Araştırma

Prenses Cristina Trivulzio Belgiojoso’nun Safranbolu’daki Sürgün Yılları

blankİtalya’nın bağımsızlık ve birleşme sürecinin (Risorgimento) önemli bir figürü olan Prenses Cristina Trivulzio Belgiojoso, 28 Haziran 1808 tarihinde Milano’da köklü ve zengin bir ailenin çocuğu olarak dünyaya geldi. Küçük yaşta babasını kaybetmesine rağmen iyi bir eğitim aldı. Özellikle üvey babası Alessandro Visconti d’Aragona’nın etkisinde kalarak bağımsızlık ve cumhuriyet fikirlerini benimsedi. Bu fikirlerin etkisiyle Prenses Cristina, ömrü boyunca bağımsız ve birleşik İtalya idealinin savunucusu oldu.
 
1824 yılında Belgiojoso Prensi Emilio ile evlendi ve “Prenses” unvanını taşımaya başladı. Ancak kocasıyla yaşadığı sorunlar ve benimsediği fikirler, kısa bir süre içinde bu evliliğin fiilen bitmesine neden oldu. Prenses Cristina, bundan sonra o yıllarda Avusturya İmparatorluğu işgali altındaki memleketi Milano’da ve sıkça gittiği Paris’te siyaset ve sanat çevrelerinde boy gösterdi. İtalya’nın birleşmesi ve bağımsızlığı için çok sayıda yazı kaleme aldı.

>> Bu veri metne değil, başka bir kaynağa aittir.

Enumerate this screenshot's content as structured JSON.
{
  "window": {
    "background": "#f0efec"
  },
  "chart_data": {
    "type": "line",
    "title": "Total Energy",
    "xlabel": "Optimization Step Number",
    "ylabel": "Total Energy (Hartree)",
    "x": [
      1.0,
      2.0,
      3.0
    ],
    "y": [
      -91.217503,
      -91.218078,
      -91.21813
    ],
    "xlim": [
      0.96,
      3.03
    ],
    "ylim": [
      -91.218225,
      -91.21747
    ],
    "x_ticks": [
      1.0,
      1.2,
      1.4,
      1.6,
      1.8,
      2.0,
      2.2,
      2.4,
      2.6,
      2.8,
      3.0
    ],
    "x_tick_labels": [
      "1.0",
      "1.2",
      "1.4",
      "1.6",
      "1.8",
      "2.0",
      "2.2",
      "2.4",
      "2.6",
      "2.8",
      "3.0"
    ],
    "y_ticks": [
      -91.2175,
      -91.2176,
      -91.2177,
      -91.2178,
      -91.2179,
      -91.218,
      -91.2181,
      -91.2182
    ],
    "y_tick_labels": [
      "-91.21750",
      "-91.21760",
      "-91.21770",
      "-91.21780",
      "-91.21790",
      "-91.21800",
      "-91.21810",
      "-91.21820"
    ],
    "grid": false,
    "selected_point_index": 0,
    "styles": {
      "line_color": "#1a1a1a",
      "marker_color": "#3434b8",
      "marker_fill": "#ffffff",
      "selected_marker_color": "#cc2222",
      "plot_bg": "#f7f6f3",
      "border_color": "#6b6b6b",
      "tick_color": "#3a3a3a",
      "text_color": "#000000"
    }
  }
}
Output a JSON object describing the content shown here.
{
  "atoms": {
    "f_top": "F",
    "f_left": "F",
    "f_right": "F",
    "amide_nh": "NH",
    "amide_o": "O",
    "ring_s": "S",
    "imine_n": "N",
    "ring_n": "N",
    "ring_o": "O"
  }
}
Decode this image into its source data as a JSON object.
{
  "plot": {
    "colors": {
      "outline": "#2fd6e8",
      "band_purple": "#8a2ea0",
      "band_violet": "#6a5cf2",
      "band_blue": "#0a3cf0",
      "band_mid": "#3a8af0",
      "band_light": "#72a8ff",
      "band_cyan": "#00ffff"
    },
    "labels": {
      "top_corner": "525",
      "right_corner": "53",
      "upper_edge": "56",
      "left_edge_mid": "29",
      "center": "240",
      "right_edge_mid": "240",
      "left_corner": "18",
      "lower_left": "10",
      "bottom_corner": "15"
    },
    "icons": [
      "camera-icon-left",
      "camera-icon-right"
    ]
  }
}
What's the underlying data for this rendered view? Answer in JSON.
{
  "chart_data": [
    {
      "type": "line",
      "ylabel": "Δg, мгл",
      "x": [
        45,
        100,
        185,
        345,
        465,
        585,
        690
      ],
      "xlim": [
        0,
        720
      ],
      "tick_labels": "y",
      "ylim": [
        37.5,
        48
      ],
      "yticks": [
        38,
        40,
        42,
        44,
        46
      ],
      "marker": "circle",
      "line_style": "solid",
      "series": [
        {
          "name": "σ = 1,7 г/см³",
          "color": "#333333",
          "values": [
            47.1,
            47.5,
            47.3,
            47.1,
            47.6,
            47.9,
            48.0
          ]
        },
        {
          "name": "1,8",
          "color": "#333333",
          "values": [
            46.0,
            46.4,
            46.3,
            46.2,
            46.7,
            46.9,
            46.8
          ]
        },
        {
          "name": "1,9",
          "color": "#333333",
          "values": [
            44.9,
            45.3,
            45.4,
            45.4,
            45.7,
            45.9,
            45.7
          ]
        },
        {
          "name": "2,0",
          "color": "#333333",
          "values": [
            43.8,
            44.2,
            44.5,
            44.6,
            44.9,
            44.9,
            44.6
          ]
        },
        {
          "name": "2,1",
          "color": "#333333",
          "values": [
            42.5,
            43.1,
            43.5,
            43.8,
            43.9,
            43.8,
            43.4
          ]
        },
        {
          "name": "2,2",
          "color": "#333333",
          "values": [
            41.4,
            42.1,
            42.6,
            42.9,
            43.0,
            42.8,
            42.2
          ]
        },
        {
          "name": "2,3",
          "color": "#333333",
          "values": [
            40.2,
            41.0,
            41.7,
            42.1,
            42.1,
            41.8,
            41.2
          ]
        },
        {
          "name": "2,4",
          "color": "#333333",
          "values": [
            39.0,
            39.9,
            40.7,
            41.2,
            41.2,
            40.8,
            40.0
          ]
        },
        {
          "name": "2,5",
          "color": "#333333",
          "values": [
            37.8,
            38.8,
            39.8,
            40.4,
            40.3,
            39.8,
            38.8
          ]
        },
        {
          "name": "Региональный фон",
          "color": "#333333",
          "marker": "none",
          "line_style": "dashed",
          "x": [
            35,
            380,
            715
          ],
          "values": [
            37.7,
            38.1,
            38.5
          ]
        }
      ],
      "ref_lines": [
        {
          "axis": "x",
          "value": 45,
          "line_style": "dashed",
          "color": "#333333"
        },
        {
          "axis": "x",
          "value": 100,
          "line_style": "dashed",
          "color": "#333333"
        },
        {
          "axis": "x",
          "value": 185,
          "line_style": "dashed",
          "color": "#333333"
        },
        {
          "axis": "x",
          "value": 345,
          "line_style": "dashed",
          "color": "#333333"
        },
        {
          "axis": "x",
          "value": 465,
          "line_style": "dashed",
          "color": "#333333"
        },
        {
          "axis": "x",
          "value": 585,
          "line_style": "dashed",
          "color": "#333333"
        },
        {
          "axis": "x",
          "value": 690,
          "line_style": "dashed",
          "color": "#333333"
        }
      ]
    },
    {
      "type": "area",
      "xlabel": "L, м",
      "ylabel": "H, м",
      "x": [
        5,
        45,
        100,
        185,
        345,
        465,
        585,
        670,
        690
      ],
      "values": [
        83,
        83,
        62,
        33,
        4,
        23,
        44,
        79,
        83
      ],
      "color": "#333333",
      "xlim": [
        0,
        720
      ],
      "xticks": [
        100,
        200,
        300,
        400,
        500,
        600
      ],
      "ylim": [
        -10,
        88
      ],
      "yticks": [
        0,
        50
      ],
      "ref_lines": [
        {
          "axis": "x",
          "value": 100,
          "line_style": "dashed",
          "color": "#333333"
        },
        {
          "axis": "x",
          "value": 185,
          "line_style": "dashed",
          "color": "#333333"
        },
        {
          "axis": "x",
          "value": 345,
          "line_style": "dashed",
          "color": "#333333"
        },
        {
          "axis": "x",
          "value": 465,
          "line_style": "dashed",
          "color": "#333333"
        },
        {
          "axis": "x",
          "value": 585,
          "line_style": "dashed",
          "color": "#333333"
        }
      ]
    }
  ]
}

Bu yıllarda gizli bir İtalyan devrimci örgütü olan Carbonari ile ilişkilerini geliştirdi. Devrimci hareketleri benimseyen Prenses, 1848 yılında İtalya’da başlayan ve kısa sürede tüm Avrupa’ya yayılan isyanların önemli bir aktörü haline geldi. Kuzey İtalya’nın Avusturya işgalinden kurtarılması için çıkan isyanlara bizzat katıldı. Kendi parasıyla birlikler oluşturdu ve Avusturya ordularına karşı girişilen çarpışmalara katıldı. Ancak başarısız olan ve bastırılan bu isyan sonunda 1850 yılında İtalya’dan ayrılmak zorunda kaldı.
 
Prenses Cristina Trivulzio Belgiojoso’nun Safranbolu’daki Sürgün YıllarıPrenses Cristina, İngiltere’ye ve Yunanistan’a sığınma girişimlerinin başarısız olması üzerine 1850 yılının ortalarında İstanbul’a geldi. Burada tanıştığı İtalyan, Fransız ve Amerikalı etkili kişilerin yardımıyla Osmanlı ülkesine sığınma hakkı elde etti. Ancak muhtemelen Avusturya İmparatorluğu’nun baskıları nedeniyle İstanbul’da kalamadı. 1850 yılının sonbahar aylarında Safranbolu’da “Çakmakoğlu” isminde bir çiftlik satın alarak yanında bulunan kızı Maria birlikte buraya yerleşti.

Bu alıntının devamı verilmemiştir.